Square Mile’s Lavipour said in late 2022 and early 2023, he foresees many owners of Class-B offices will be weighing whether to sell, spend on renovations in an environment where cheap debt is no longer available, or “cut losses” and hand the keys back to lenders.

"Today's office is yesterday's retail in our ability to underwrite and assess the outcome,” said Toby Cobb, the co-founder and managing partner of 3650 REIT, which he describes as an alternative lender with institutional capital. Still, he said, his firm is enjoying activity.

Of 3650 REIT’s $8B portfolio, Cobb said there are no loans in special servicing, in default or in distress.

“It's a lender’s market, we have wider spreads for the same level of credit risk than we had six months ago and we are putting money out, frankly, with greater alacrity than we were four months ago,” Cobb said.

ACORE’s $19B commercial real estate debt portfolio is almost entirely healthy, de Haan said.
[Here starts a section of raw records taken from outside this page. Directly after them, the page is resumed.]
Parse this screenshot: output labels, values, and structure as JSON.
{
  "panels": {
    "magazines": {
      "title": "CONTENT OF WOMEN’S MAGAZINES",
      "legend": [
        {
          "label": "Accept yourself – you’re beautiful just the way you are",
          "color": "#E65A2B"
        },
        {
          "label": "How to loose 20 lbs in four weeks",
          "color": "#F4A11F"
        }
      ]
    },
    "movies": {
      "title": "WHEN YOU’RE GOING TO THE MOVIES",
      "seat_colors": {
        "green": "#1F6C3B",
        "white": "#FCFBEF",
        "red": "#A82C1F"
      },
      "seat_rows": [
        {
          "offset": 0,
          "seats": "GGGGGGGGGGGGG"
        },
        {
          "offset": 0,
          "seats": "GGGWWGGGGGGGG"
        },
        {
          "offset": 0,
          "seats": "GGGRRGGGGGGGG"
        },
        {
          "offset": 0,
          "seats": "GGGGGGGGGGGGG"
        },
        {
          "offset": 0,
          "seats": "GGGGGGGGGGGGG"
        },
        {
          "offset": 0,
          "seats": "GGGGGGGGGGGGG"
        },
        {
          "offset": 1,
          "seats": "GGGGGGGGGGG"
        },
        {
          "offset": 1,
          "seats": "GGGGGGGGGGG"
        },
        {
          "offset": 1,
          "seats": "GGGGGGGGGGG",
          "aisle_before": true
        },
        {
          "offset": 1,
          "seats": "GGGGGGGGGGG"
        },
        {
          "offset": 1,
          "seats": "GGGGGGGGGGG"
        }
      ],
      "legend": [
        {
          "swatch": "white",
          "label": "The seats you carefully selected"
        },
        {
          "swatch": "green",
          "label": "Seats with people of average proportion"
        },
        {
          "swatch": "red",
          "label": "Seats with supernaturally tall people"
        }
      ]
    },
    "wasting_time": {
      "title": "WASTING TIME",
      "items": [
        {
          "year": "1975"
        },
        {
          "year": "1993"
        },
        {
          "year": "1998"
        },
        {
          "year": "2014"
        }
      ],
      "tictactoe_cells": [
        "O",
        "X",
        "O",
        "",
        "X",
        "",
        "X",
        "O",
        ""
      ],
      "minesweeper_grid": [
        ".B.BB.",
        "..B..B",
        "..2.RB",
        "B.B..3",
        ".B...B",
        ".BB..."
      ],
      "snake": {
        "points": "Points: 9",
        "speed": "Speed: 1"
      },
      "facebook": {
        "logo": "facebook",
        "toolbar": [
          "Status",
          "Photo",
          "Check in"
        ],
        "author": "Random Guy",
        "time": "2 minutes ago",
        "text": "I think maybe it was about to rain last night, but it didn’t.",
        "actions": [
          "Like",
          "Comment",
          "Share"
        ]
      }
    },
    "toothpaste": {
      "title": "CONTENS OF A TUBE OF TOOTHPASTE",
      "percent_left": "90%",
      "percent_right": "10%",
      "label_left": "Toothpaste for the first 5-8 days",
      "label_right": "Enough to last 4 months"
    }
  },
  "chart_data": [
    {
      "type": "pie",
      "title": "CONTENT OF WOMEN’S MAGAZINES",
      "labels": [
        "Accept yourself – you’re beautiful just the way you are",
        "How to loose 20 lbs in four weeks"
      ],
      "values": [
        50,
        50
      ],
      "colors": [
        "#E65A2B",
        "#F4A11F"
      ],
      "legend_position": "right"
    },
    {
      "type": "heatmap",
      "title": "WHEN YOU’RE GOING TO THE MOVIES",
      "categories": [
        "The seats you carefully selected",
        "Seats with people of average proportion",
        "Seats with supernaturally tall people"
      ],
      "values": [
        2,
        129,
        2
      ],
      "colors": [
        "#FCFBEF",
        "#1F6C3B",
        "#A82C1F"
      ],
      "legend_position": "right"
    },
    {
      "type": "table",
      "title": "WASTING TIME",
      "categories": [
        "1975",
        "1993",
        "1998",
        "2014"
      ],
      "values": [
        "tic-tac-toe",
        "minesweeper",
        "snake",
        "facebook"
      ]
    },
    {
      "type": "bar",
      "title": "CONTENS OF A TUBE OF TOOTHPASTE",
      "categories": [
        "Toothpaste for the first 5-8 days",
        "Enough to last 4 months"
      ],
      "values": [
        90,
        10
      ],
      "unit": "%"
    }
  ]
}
But if the economy turns and borrowers struggle to make payments, they are likely to be treated differently than they were in 2020. If borrowers in distress behave in a certain way and put more money into their projects, then he expects the lending community will follow suit and grant extensions.
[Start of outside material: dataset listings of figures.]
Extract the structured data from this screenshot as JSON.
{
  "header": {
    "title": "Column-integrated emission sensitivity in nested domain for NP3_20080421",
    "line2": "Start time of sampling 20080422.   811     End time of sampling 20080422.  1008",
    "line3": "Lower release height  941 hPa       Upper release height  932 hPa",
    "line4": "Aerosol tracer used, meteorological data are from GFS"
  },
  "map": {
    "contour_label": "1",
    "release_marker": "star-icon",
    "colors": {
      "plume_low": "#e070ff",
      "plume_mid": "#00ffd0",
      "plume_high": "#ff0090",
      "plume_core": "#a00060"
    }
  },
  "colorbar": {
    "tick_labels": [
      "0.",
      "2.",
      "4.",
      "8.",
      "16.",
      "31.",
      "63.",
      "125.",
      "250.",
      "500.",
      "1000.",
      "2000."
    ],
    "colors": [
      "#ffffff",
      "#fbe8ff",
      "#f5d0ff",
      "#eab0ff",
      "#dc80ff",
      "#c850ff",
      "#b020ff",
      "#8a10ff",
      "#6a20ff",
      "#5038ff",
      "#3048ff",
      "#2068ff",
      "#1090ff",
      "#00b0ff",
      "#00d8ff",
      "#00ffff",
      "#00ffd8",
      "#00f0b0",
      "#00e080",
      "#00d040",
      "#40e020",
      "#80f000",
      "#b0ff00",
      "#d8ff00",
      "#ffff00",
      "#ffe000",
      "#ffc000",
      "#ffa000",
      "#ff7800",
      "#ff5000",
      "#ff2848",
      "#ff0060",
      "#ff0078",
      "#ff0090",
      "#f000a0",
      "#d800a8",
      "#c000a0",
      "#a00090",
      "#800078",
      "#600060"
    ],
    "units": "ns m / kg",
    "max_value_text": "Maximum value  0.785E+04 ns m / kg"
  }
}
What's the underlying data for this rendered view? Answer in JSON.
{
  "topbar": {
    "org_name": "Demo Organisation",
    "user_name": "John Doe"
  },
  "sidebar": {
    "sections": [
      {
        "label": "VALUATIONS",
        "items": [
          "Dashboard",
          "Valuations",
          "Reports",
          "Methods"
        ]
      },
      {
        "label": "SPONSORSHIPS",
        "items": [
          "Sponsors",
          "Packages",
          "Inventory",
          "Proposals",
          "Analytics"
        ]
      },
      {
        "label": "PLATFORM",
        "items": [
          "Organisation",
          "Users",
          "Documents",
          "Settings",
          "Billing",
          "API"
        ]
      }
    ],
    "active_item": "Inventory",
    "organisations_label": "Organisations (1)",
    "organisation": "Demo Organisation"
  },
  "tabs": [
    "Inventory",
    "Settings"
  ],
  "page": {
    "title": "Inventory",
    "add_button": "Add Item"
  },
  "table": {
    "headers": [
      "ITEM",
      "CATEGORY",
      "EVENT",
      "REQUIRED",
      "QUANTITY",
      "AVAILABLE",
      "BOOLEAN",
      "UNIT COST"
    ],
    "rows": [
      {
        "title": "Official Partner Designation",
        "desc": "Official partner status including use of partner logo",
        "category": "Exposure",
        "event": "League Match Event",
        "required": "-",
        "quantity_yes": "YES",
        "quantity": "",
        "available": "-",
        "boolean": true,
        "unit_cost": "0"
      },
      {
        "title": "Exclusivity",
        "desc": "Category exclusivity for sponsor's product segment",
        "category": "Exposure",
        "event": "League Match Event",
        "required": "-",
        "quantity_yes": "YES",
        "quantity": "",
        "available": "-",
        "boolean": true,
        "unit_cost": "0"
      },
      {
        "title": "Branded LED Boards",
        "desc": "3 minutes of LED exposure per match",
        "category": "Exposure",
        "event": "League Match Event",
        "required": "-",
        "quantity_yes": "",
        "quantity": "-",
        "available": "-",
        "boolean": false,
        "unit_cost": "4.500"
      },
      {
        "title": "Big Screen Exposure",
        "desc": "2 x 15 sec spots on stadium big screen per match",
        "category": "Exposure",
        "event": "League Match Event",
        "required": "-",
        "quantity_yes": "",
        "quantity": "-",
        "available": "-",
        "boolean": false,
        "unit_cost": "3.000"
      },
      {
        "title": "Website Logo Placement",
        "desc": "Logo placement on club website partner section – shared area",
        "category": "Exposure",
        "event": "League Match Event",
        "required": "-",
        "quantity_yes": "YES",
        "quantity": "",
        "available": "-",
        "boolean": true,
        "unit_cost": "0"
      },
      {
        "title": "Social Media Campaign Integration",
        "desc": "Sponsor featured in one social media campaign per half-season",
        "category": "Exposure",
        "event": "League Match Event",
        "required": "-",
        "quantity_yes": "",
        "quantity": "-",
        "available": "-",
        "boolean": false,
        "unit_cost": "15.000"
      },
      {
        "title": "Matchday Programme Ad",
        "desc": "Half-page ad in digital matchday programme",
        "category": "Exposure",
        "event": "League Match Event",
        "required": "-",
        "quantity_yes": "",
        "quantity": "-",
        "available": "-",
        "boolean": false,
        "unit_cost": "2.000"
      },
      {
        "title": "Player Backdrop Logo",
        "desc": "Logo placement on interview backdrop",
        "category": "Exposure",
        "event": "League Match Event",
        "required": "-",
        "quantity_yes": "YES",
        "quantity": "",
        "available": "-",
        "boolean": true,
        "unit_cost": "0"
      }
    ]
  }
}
“The prospective view that most people have is that more difficult times are ahead of us,” de Haan said. “So the idea of whether or not we'll provide forbearance in the future, we'll have to cross that bridge when we come to it.”

ACORE is still originating loans, he said, especially in migration markets like Atlanta and Miami where companies continue to move. The same can’t be said for Class-B office buildings in urban core markets.

“We look to provide capital where there is no capital and provide liquidity to our borrowing base, when there is no liquidity. Now, it might come at a higher cost,” de Haan said. “We're staring at this, and we're not sure which way this is going to go. But we are preparing ourselves for that, for a situation where liquidity might be needed.”

CORRECTION, AUG. 5, 12 P.M. ET: Jillian Mariutti is a broker at JLL. An earlier version of this story misspelled her name.